The Washington Post has a
good analysis of the new energy bill, three years in the making. What does the GOP say about it? The Post
reported Bush's reaction yesterday: "
A good energy bill is part of my six-point economic plan to create the conditions for job creation and a sustained recovery. By making America less reliant on foreign sources of energy, it will also make our nation more secure."
Of course, as usual with Bush, his view reflects an alternative universe to ours, where up is down, black is white, and two and two make five.
GOP lawmakers said in yesterday's Post report that
... the 1,700-page bill would speed up the development of domestic energy resources, ease congestion on the nation's overburdened electricity grid and provide new tax incentives to revive a dormant nuclear power industry. Conservation measures, they said, would eliminate the need for 130 conventional power plants by 2020. A new trans-Alaska pipeline envisioned in the bill eventually could bring natural gas from the Arctic to the Midwest, they said.
Then, there's reality, as the Post reports in its analysis, "...industry officials and environmental activists of widely divergent viewpoints generally agree that it will have only a modest impact on the nation's most pressing energy problems, including its reliance on foreign energy supplies, an overburdened electricity grid and fuels that pollute the air and may alter the atmosphere.
"For those who want to deal aggressively with the dangers of climate change and air polluted by auto exhausts, power plants and factories, the bill is a disappointment.
"But for those who believe the United States needs to dramatically increase its domestic energy production in the interest of national security, the legislation also falls short."
Lots of mediocrity to pass around, along with the billions of dollars in tax breaks for GOP friends in the energy industry. There's no effort to increase minimum fuel efficiency standards in autos (in fact, some analysts believe that parts of the bill will lead to a decrease in average auto fuel efficiency). The measures to reduce energy consumption in the bill amount to saving a laughable three months of the projected U.S. total between now and 2020. Senate-approved measures to require utility companies to steadily ratchet up use of renewable energy sources has been dropped in the consensus bill. Shamefully, but not surprisingly, the energy bill does nothing to acknowledge global warming.
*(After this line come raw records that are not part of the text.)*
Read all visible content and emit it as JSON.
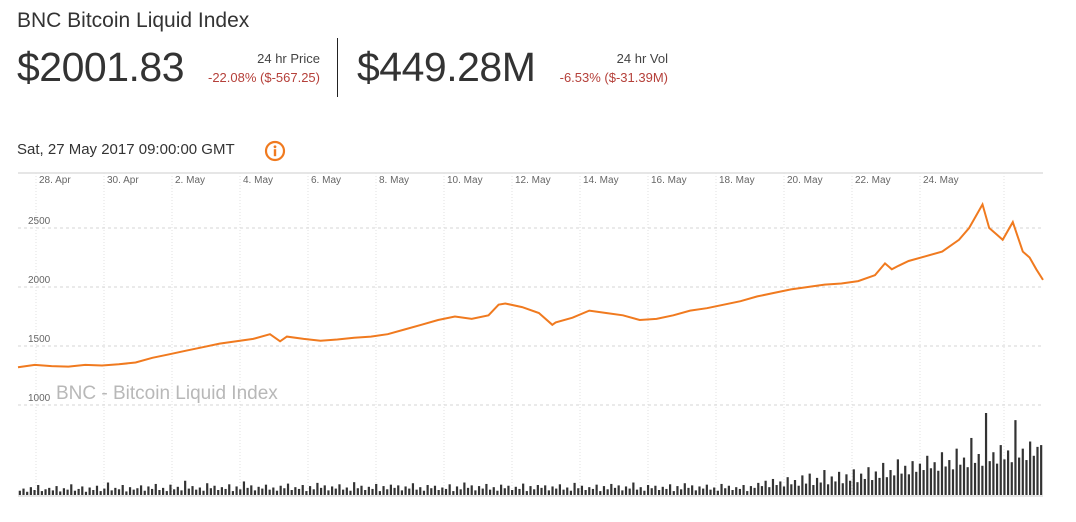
{
  "header": {
    "title": "BNC Bitcoin Liquid Index",
    "price": {
      "value": "$2001.83",
      "label": "24 hr Price",
      "change": "-22.08% ($-567.25)"
    },
    "volume": {
      "value": "$449.28M",
      "label": "24 hr Vol",
      "change": "-6.53% ($-31.39M)"
    },
    "timestamp": "Sat, 27 May 2017 09:00:00 GMT",
    "info_icon": "info-icon"
  },
  "colors": {
    "line": "#f07a1f",
    "volume": "#333333",
    "negative": "#b5403a",
    "grid": "#d6d6d6"
  },
  "chart_data": {
    "type": "line",
    "title": "",
    "watermark": "BNC - Bitcoin Liquid Index",
    "x_tick_labels": [
      "28. Apr",
      "30. Apr",
      "2. May",
      "4. May",
      "6. May",
      "8. May",
      "10. May",
      "12. May",
      "14. May",
      "16. May",
      "18. May",
      "20. May",
      "22. May",
      "24. May"
    ],
    "y_tick_labels": [
      "2500",
      "2000",
      "1500",
      "1000"
    ],
    "y_ticks": [
      2500,
      2000,
      1500,
      1000
    ],
    "ylim": [
      1000,
      2760
    ],
    "xlim": [
      0,
      30.5
    ],
    "grid": true,
    "series": [
      {
        "x": [
          0,
          0.5,
          1,
          1.5,
          2,
          2.5,
          3,
          3.5,
          4,
          4.5,
          5,
          5.5,
          6,
          6.5,
          7,
          7.5,
          7.8,
          8,
          8.5,
          9,
          9.5,
          10,
          10.5,
          11,
          11.5,
          12,
          12.5,
          13,
          13.5,
          14,
          14.3,
          14.5,
          15,
          15.5,
          15.9,
          16,
          16.5,
          17,
          17.5,
          18,
          18.5,
          19,
          19.5,
          20,
          20.5,
          21,
          21.5,
          22,
          22.5,
          23,
          23.5,
          24,
          24.5,
          25,
          25.5,
          25.8,
          26,
          26.2,
          26.5,
          27,
          27.5,
          28,
          28.3,
          28.5,
          28.7,
          28.9,
          29.1,
          29.3,
          29.6,
          29.9,
          30.1,
          30.3,
          30.5
        ],
        "y": [
          1320,
          1340,
          1330,
          1325,
          1340,
          1335,
          1345,
          1360,
          1400,
          1430,
          1460,
          1490,
          1520,
          1540,
          1560,
          1600,
          1540,
          1580,
          1560,
          1545,
          1555,
          1570,
          1580,
          1600,
          1640,
          1680,
          1720,
          1750,
          1730,
          1760,
          1850,
          1860,
          1830,
          1780,
          1680,
          1700,
          1740,
          1800,
          1780,
          1760,
          1720,
          1730,
          1760,
          1800,
          1820,
          1850,
          1880,
          1920,
          1950,
          1980,
          2000,
          2020,
          2030,
          2050,
          2100,
          2200,
          2150,
          2180,
          2220,
          2260,
          2300,
          2400,
          2500,
          2600,
          2700,
          2500,
          2450,
          2400,
          2550,
          2300,
          2250,
          2150,
          2060
        ]
      }
    ],
    "volume_bars": [
      12,
      18,
      9,
      22,
      14,
      28,
      11,
      16,
      20,
      13,
      25,
      10,
      19,
      15,
      30,
      12,
      17,
      24,
      9,
      21,
      14,
      26,
      11,
      18,
      35,
      13,
      20,
      16,
      28,
      10,
      22,
      15,
      19,
      27,
      12,
      24,
      17,
      31,
      14,
      20,
      11,
      29,
      16,
      23,
      13,
      40,
      18,
      25,
      15,
      21,
      12,
      33,
      19,
      26,
      14,
      22,
      17,
      30,
      11,
      24,
      16,
      38,
      20,
      27,
      13,
      23,
      18,
      29,
      15,
      21,
      12,
      26,
      19,
      32,
      14,
      22,
      17,
      28,
      11,
      25,
      16,
      34,
      20,
      27,
      13,
      24,
      18,
      30,
      15,
      21,
      12,
      36,
      19,
      26,
      14,
      23,
      17,
      31,
      11,
      25,
      16,
      29,
      20,
      27,
      13,
      24,
      18,
      33,
      15,
      22,
      12,
      28,
      19,
      26,
      14,
      21,
      17,
      30,
      11,
      24,
      16,
      35,
      20,
      27,
      13,
      25,
      18,
      31,
      15,
      22,
      12,
      29,
      19,
      26,
      14,
      23,
      17,
      32,
      11,
      25,
      16,
      28,
      20,
      27,
      13,
      24,
      18,
      30,
      15,
      21,
      12,
      34,
      19,
      26,
      14,
      22,
      17,
      29,
      11,
      25,
      16,
      31,
      20,
      27,
      13,
      24,
      18,
      35,
      15,
      22,
      12,
      28,
      19,
      26,
      14,
      23,
      17,
      30,
      11,
      25,
      16,
      33,
      20,
      27,
      13,
      24,
      18,
      29,
      15,
      21,
      12,
      31,
      19,
      26,
      14,
      22,
      17,
      28,
      11,
      25,
      20,
      34,
      25,
      40,
      22,
      45,
      28,
      38,
      24,
      50,
      30,
      42,
      26,
      55,
      32,
      60,
      28,
      48,
      35,
      70,
      30,
      52,
      38,
      65,
      33,
      58,
      40,
      72,
      36,
      60,
      45,
      78,
      42,
      66,
      48,
      90,
      50,
      70,
      55,
      100,
      60,
      82,
      58,
      95,
      65,
      88,
      70,
      110,
      75,
      92,
      68,
      120,
      80,
      98,
      72,
      130,
      85,
      105,
      78,
      160,
      90,
      115,
      82,
      230,
      95,
      120,
      88,
      140,
      100,
      125,
      92,
      210,
      105,
      130,
      98,
      150,
      110,
      135,
      140
    ]
  }
}
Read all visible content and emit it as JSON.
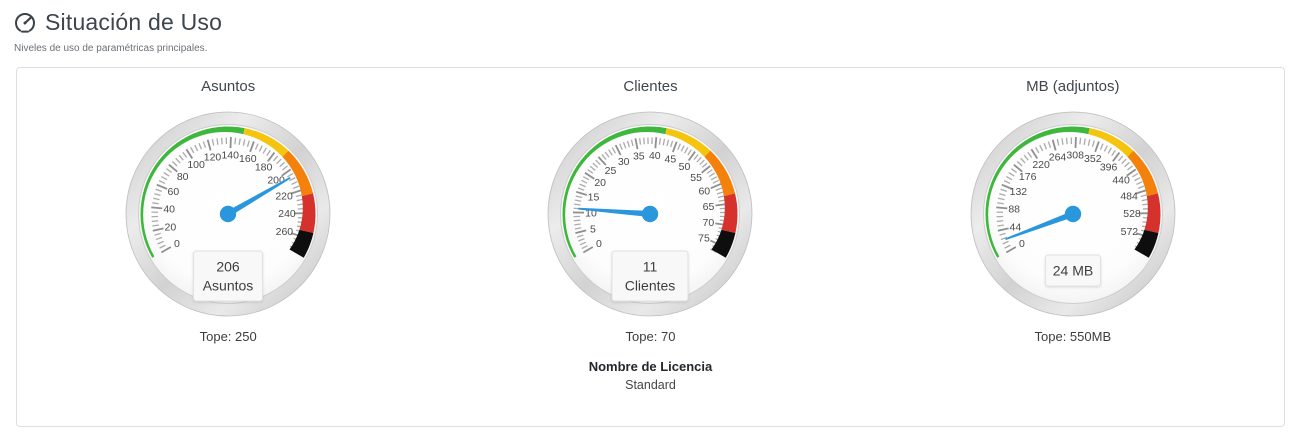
{
  "palette": {
    "needle": "#2a97dc",
    "band_green": "#3eb73c",
    "band_yellow": "#f5c40f",
    "band_orange": "#f5810d",
    "band_red": "#d5312d",
    "band_black": "#0e0e0e",
    "tick_minor": "#ababab",
    "tick_major": "#8f8f8f",
    "tick_label": "#4a4a4a",
    "value_box_bg": "#f8f8f8",
    "value_box_border": "#e2e2e2",
    "value_text": "#3e3e3e"
  },
  "header": {
    "icon": "speedometer-icon",
    "title": "Situación de Uso",
    "subtitle": "Niveles de uso de paramétricas principales."
  },
  "panel": {
    "gauges": [
      {
        "name": "asuntos",
        "title": "Asuntos",
        "value": 206,
        "min": 0,
        "max": 275,
        "tope": 250,
        "tope_label": "Tope: 250",
        "value_box_lines": [
          "206",
          "Asuntos"
        ],
        "tick_labels": [
          0,
          20,
          40,
          60,
          80,
          100,
          120,
          140,
          160,
          180,
          200,
          220,
          240,
          260
        ],
        "bands": [
          {
            "from": 0,
            "to": 150,
            "color": "#3eb73c"
          },
          {
            "from": 150,
            "to": 187.5,
            "color": "#f5c40f"
          },
          {
            "from": 187.5,
            "to": 225,
            "color": "#f5810d"
          },
          {
            "from": 225,
            "to": 255,
            "color": "#d5312d"
          },
          {
            "from": 255,
            "to": 275,
            "color": "#0e0e0e"
          }
        ]
      },
      {
        "name": "clientes",
        "title": "Clientes",
        "value": 11,
        "min": 0,
        "max": 77,
        "tope": 70,
        "tope_label": "Tope: 70",
        "value_box_lines": [
          "11",
          "Clientes"
        ],
        "tick_labels": [
          0,
          5,
          10,
          15,
          20,
          25,
          30,
          35,
          40,
          45,
          50,
          55,
          60,
          65,
          70,
          75
        ],
        "bands": [
          {
            "from": 0,
            "to": 42,
            "color": "#3eb73c"
          },
          {
            "from": 42,
            "to": 52.5,
            "color": "#f5c40f"
          },
          {
            "from": 52.5,
            "to": 63,
            "color": "#f5810d"
          },
          {
            "from": 63,
            "to": 71.4,
            "color": "#d5312d"
          },
          {
            "from": 71.4,
            "to": 77,
            "color": "#0e0e0e"
          }
        ]
      },
      {
        "name": "mb-adjuntos",
        "title": "MB (adjuntos)",
        "value": 24,
        "min": 0,
        "max": 605,
        "tope": 550,
        "tope_label": "Tope: 550MB",
        "value_box_lines": [
          "24 MB"
        ],
        "tick_labels": [
          0,
          44,
          88,
          132,
          176,
          220,
          264,
          308,
          352,
          396,
          440,
          484,
          528,
          572
        ],
        "bands": [
          {
            "from": 0,
            "to": 330,
            "color": "#3eb73c"
          },
          {
            "from": 330,
            "to": 412.5,
            "color": "#f5c40f"
          },
          {
            "from": 412.5,
            "to": 495,
            "color": "#f5810d"
          },
          {
            "from": 495,
            "to": 561,
            "color": "#d5312d"
          },
          {
            "from": 561,
            "to": 605,
            "color": "#0e0e0e"
          }
        ]
      }
    ],
    "license": {
      "label": "Nombre de Licencia",
      "value": "Standard"
    }
  }
}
Worst of all, the energy bill repeals the 1935 Public Utility Holding Company Act, which limits utility industry mergers. Once again, the GOP proves that it believes in a competitive free market, as long as industry backers of the GOP get a pass on the "competitive" and "free" parts of the market.
The $20bn intended for an Arctic natural gas pipeline is simply pork for Gov. Frank Murkowski's (R-AK) benefit, as CBS' "60 Minutes" has reported. Worse, the Post reports that "the incentives are not enough to get the project going, say officials of ConocoPhillips, a primary backer. Even under the best of circumstances, the gas would not arrive for a decade."
At least Artic National Wildlife Refuge drilling was dropped from the bill to increase its chances of passage. However, I take major issue with the way the Post's analysis characterizes this: "Opposition to new oil and gas drilling off U.S. coasts proved so strong that GOP negotiators also dropped a proposal merely to inventory offshore energy reserves.
"As a result, the bill will not significantly slow the increasing U.S. dependence on crude oil imports, according to senior oil industry executives."
You bet this view comes from oil execs. By my calculations using a 1998 US Geological fact sheet on ANWR, if we started developing an oil drilling infrastructure there today, don't alter our oil importation and consumption, and assuming modestly favorable estimates of ANWR oil reserves, ten years from this oil would represent just over 8% of our net oil imports. Even if we did drill ANWR, we wouldn't significantly reduce our dependence on foreign oil.
The Post's analysis of the energy bill best describes the bill thusly: "Instead of a broad deal, the final package contains dozens of pieces of two clashing visions of the nation's energy future."
All pork and industry tax breaks with nothing substantive accomplished -- the outcome we've come to expect from Bush and the GOP.